MAGNETIC EFFECTS OF CURRENT
In 1820, Hans Christian Oersted while preparing for his lecture in physics noticed that electric current passing through a wire deflects the nearby magnetic compass. By proper investigation, he observed that the deflection of magnetic compass is due to the change in magnetic field produced around current carrying conductor (Figure 3.32). When the direction of current is reversed, the magnetic compass deflects in opposite direction. This lead to the development of the theory ‘electromagnetism’ which unifies the two branches in physics, namely electricity and magnetism.
Suppose we keep a magnetic compass near a current carrying straight conductor, then the needle of the magnetic compass experiences a torque and deflects to align in the direction of the magnetic field at that point. Tracing out the direction shown by magnetic compass, we can draw the magnetic field lines at a distance. For a straight current carrying conductor, the nature of magnetic field is like concentric circles having their center at the axis of the conductor as shown in Figure 3.33 (a).
The direction of circular magnetic field lines will be clockwise or anticlockwise depending on the direction of current in the conductor. If the strength (or magnitude) of the current is increased then the density of the magnetic field will also increase. The strength of the magnetic field (B) decreases as the distance (r) from the conductor increases are shown in Figure 3.33 (b).
Suppose we keep a magnetic compass near a current carrying circular conductor, then the needle of the magnetic compass experiences a torque and deflects to align in the direction of the magnetic field at that point. We can notice that at the points A and B in the vicinity of the coil, the magnetic field lines are circular. The magnetic field lines are nearly parallel to each other near the center of the loop, indicating that the field present near the center of the coil is almost uniform (Figure 3.34).
The strength of the magnetic field is increased if either the current in the coil or the number of turns or both are increased. The polarity (north pole or south pole) depends on the direction of current in the loop.
The right hand rule is a mnemonic to find the direction of magnetic field when the direction of current in a conductor is known.

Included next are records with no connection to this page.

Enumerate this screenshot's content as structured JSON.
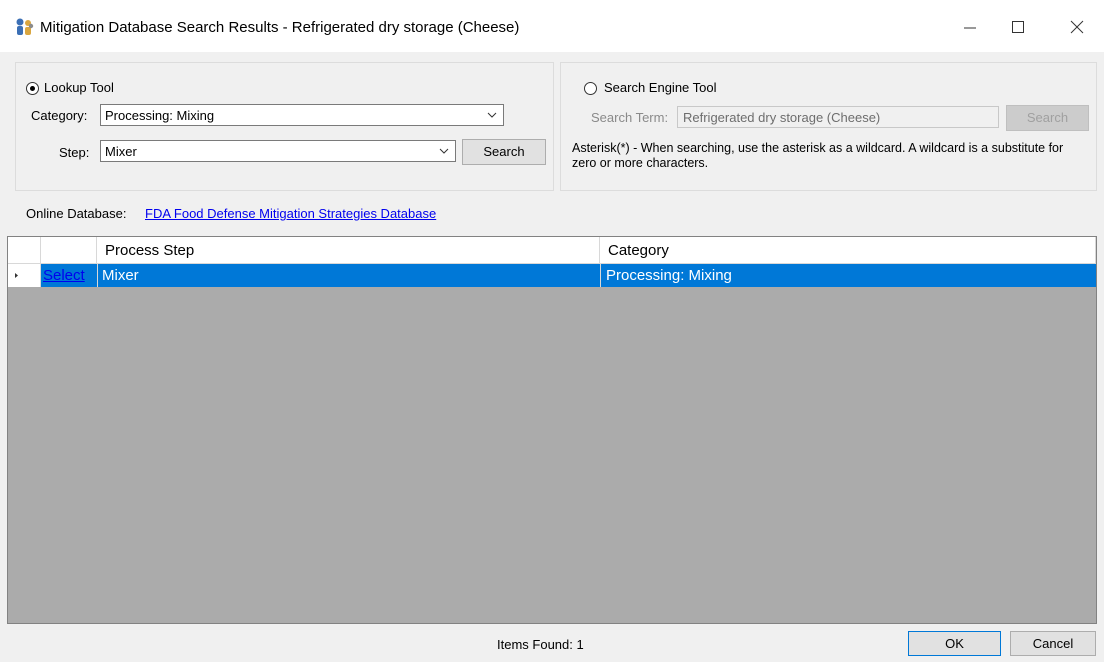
{
  "window": {
    "title": "Mitigation Database Search Results - Refrigerated dry storage (Cheese)",
    "controls": {
      "minimize": "—",
      "maximize": "☐",
      "close": "✕"
    }
  },
  "lookup_tool": {
    "label": "Lookup Tool",
    "selected": true,
    "category_label": "Category:",
    "category_value": "Processing: Mixing",
    "step_label": "Step:",
    "step_value": "Mixer",
    "search_button": "Search"
  },
  "search_engine_tool": {
    "label": "Search Engine Tool",
    "selected": false,
    "search_term_label": "Search Term:",
    "search_term_value": "Refrigerated dry storage (Cheese)",
    "search_button": "Search",
    "hint": "Asterisk(*) - When searching, use the asterisk as a wildcard.  A wildcard is a substitute for zero or more characters."
  },
  "online_database": {
    "label": "Online Database:",
    "link_text": "FDA Food Defense Mitigation Strategies Database"
  },
  "grid": {
    "columns": [
      "Process Step",
      "Category"
    ],
    "rows": [
      {
        "action": "Select",
        "process_step": "Mixer",
        "category": "Processing: Mixing",
        "selected": true
      }
    ]
  },
  "status": {
    "items_found": "Items Found:  1"
  },
  "buttons": {
    "ok": "OK",
    "cancel": "Cancel"
  },
  "colors": {
    "selection": "#0078d7",
    "grid_bg": "#ababab",
    "link": "#0000ee"
  }
}
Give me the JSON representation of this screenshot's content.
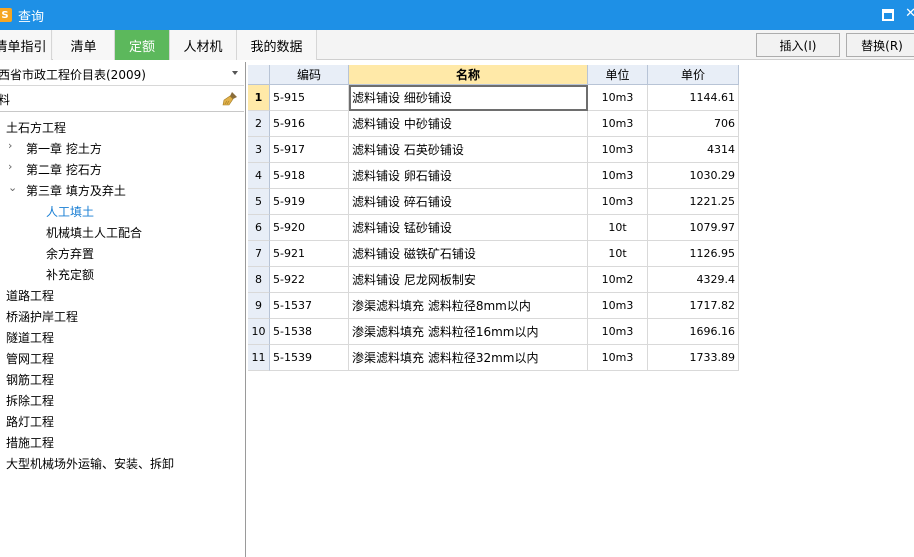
{
  "window": {
    "title": "查询",
    "icon_letter": "S"
  },
  "tabs": [
    {
      "label": "清单指引",
      "active": false
    },
    {
      "label": "清单",
      "active": false
    },
    {
      "label": "定额",
      "active": true
    },
    {
      "label": "人材机",
      "active": false
    },
    {
      "label": "我的数据",
      "active": false
    }
  ],
  "actions": {
    "insert": "插入(I)",
    "replace": "替换(R)"
  },
  "library": {
    "selected": "西省市政工程价目表(2009)"
  },
  "search": {
    "value": "料"
  },
  "tree": [
    {
      "label": "土石方工程",
      "level": 0,
      "chevron": ""
    },
    {
      "label": "第一章 挖土方",
      "level": 1,
      "chevron": "›"
    },
    {
      "label": "第二章 挖石方",
      "level": 1,
      "chevron": "›"
    },
    {
      "label": "第三章 填方及弃土",
      "level": 1,
      "chevron": "⌄"
    },
    {
      "label": "人工填土",
      "level": 2,
      "chevron": "",
      "selected": true
    },
    {
      "label": "机械填土人工配合",
      "level": 2,
      "chevron": ""
    },
    {
      "label": "余方弃置",
      "level": 2,
      "chevron": ""
    },
    {
      "label": "补充定额",
      "level": 2,
      "chevron": ""
    },
    {
      "label": "道路工程",
      "level": 0,
      "chevron": ""
    },
    {
      "label": "桥涵护岸工程",
      "level": 0,
      "chevron": ""
    },
    {
      "label": "隧道工程",
      "level": 0,
      "chevron": ""
    },
    {
      "label": "管网工程",
      "level": 0,
      "chevron": ""
    },
    {
      "label": "钢筋工程",
      "level": 0,
      "chevron": ""
    },
    {
      "label": "拆除工程",
      "level": 0,
      "chevron": ""
    },
    {
      "label": "路灯工程",
      "level": 0,
      "chevron": ""
    },
    {
      "label": "措施工程",
      "level": 0,
      "chevron": ""
    },
    {
      "label": "大型机械场外运输、安装、拆卸",
      "level": 0,
      "chevron": ""
    }
  ],
  "grid": {
    "headers": {
      "code": "编码",
      "name": "名称",
      "unit": "单位",
      "price": "单价"
    },
    "rows": [
      {
        "num": "1",
        "code": "5-915",
        "name": "滤料铺设 细砂铺设",
        "unit": "10m3",
        "price": "1144.61"
      },
      {
        "num": "2",
        "code": "5-916",
        "name": "滤料铺设 中砂铺设",
        "unit": "10m3",
        "price": "706"
      },
      {
        "num": "3",
        "code": "5-917",
        "name": "滤料铺设 石英砂铺设",
        "unit": "10m3",
        "price": "4314"
      },
      {
        "num": "4",
        "code": "5-918",
        "name": "滤料铺设 卵石铺设",
        "unit": "10m3",
        "price": "1030.29"
      },
      {
        "num": "5",
        "code": "5-919",
        "name": "滤料铺设 碎石铺设",
        "unit": "10m3",
        "price": "1221.25"
      },
      {
        "num": "6",
        "code": "5-920",
        "name": "滤料铺设 锰砂铺设",
        "unit": "10t",
        "price": "1079.97"
      },
      {
        "num": "7",
        "code": "5-921",
        "name": "滤料铺设 磁铁矿石铺设",
        "unit": "10t",
        "price": "1126.95"
      },
      {
        "num": "8",
        "code": "5-922",
        "name": "滤料铺设 尼龙网板制安",
        "unit": "10m2",
        "price": "4329.4"
      },
      {
        "num": "9",
        "code": "5-1537",
        "name": "渗渠滤料填充 滤料粒径8mm以内",
        "unit": "10m3",
        "price": "1717.82"
      },
      {
        "num": "10",
        "code": "5-1538",
        "name": "渗渠滤料填充 滤料粒径16mm以内",
        "unit": "10m3",
        "price": "1696.16"
      },
      {
        "num": "11",
        "code": "5-1539",
        "name": "渗渠滤料填充 滤料粒径32mm以内",
        "unit": "10m3",
        "price": "1733.89"
      }
    ]
  },
  "colors": {
    "titlebar": "#1e90e6",
    "active_tab": "#5cb85c",
    "selected_tree": "#1a7fd4"
  }
}
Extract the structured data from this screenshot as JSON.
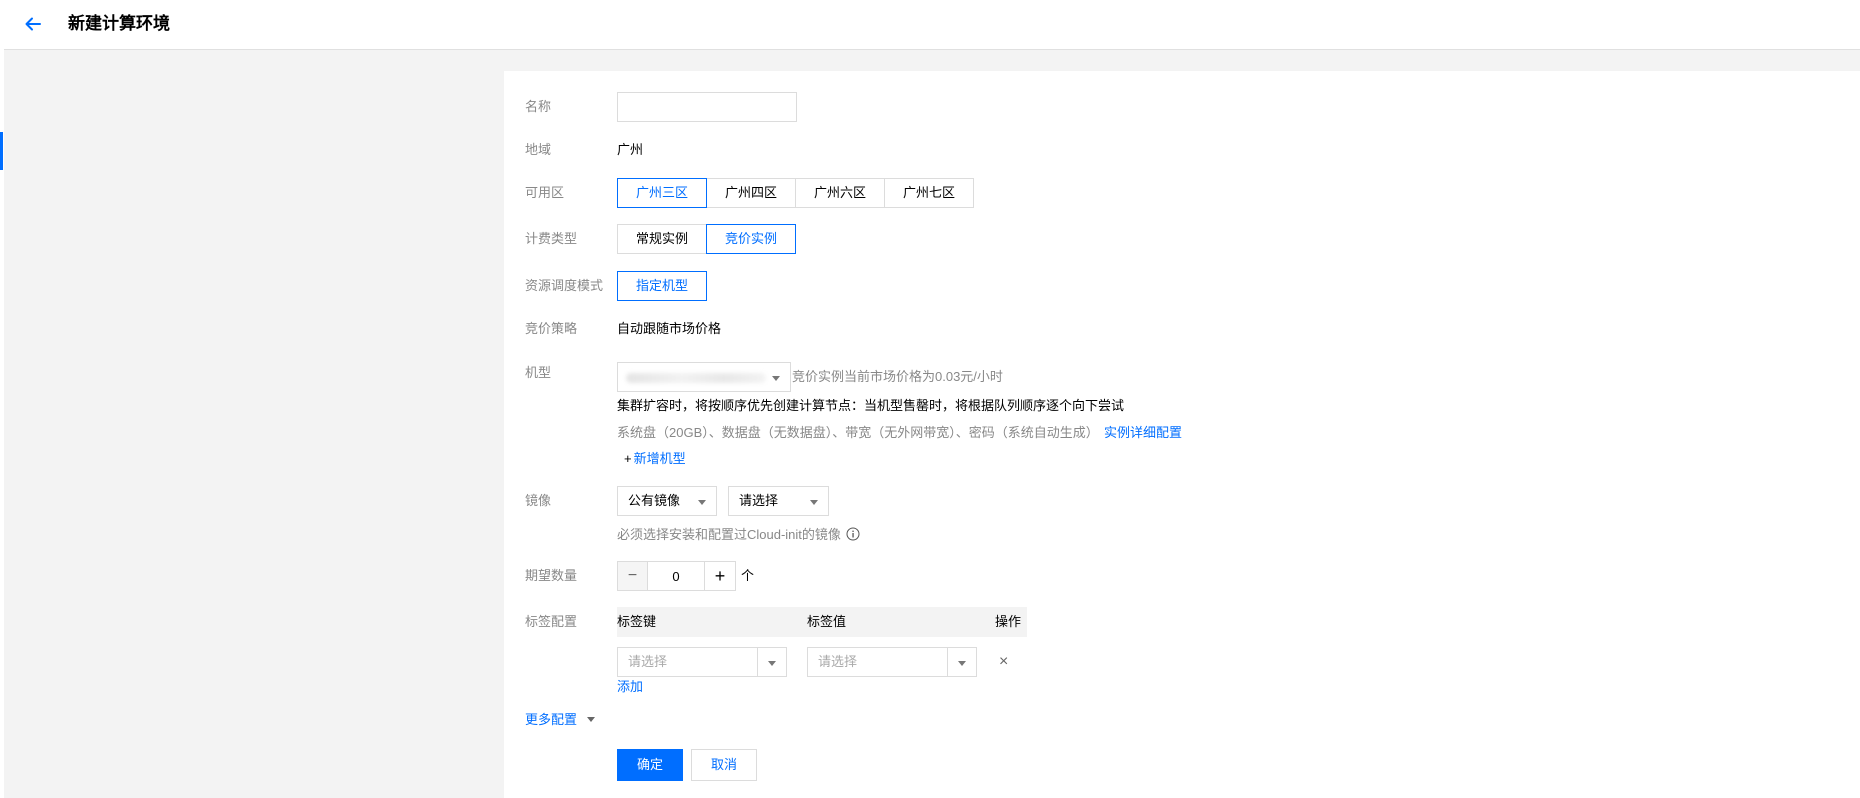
{
  "header": {
    "title": "新建计算环境"
  },
  "form": {
    "name": {
      "label": "名称",
      "value": ""
    },
    "region": {
      "label": "地域",
      "value": "广州"
    },
    "zone": {
      "label": "可用区",
      "options": [
        "广州三区",
        "广州四区",
        "广州六区",
        "广州七区"
      ],
      "selected": "广州三区"
    },
    "billing": {
      "label": "计费类型",
      "options": [
        "常规实例",
        "竞价实例"
      ],
      "selected": "竞价实例"
    },
    "scheduling": {
      "label": "资源调度模式",
      "option": "指定机型"
    },
    "bid": {
      "label": "竞价策略",
      "value": "自动跟随市场价格"
    },
    "instance": {
      "label": "机型",
      "price_note": "竞价实例当前市场价格为0.03元/小时",
      "scale_note": "集群扩容时，将按顺序优先创建计算节点：当机型售罄时，将根据队列顺序逐个向下尝试",
      "config_summary": "系统盘（20GB）、数据盘（无数据盘）、带宽（无外网带宽）、密码（系统自动生成）",
      "config_link": "实例详细配置",
      "add_plus": "+",
      "add_label": "新增机型"
    },
    "image": {
      "label": "镜像",
      "type_value": "公有镜像",
      "image_value": "请选择",
      "note": "必须选择安装和配置过Cloud-init的镜像"
    },
    "quantity": {
      "label": "期望数量",
      "minus": "−",
      "value": "0",
      "plus": "+",
      "unit": "个"
    },
    "tags": {
      "label": "标签配置",
      "col_key": "标签键",
      "col_value": "标签值",
      "col_action": "操作",
      "key_placeholder": "请选择",
      "value_placeholder": "请选择",
      "remove": "×",
      "add": "添加"
    },
    "more": "更多配置",
    "confirm": "确定",
    "cancel": "取消"
  },
  "colors": {
    "accent": "#006eff",
    "label": "#888888",
    "border": "#dcdcdc",
    "background": "#f3f3f3"
  },
  "icons": {
    "back": "arrow-left-icon",
    "info": "info-icon",
    "dropdown": "caret-down-icon",
    "remove": "close-icon"
  }
}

If we hold the current carrying conductor in our right hand such that the thumb points in the direction of current flow, then the fingers encircling the wire points in the direction of the magnetic field lines produced.
The Figure 3.35 shows the right hand rule for current carrying straight conductor and circular coil.
This rule is used to determine the direction of the magnetic field. If we rotate a right-handed screw using a screw driver, then the direction of current is same as the direction in which screw advances and the direction of rotation of the screw gives the direction of the magnetic field. (Figure 3.36)
The magnetic field shown in the figure is due to the current carrying wire. In which direction does the current flow in the wire?.
Using right hand rule, current flows upwards.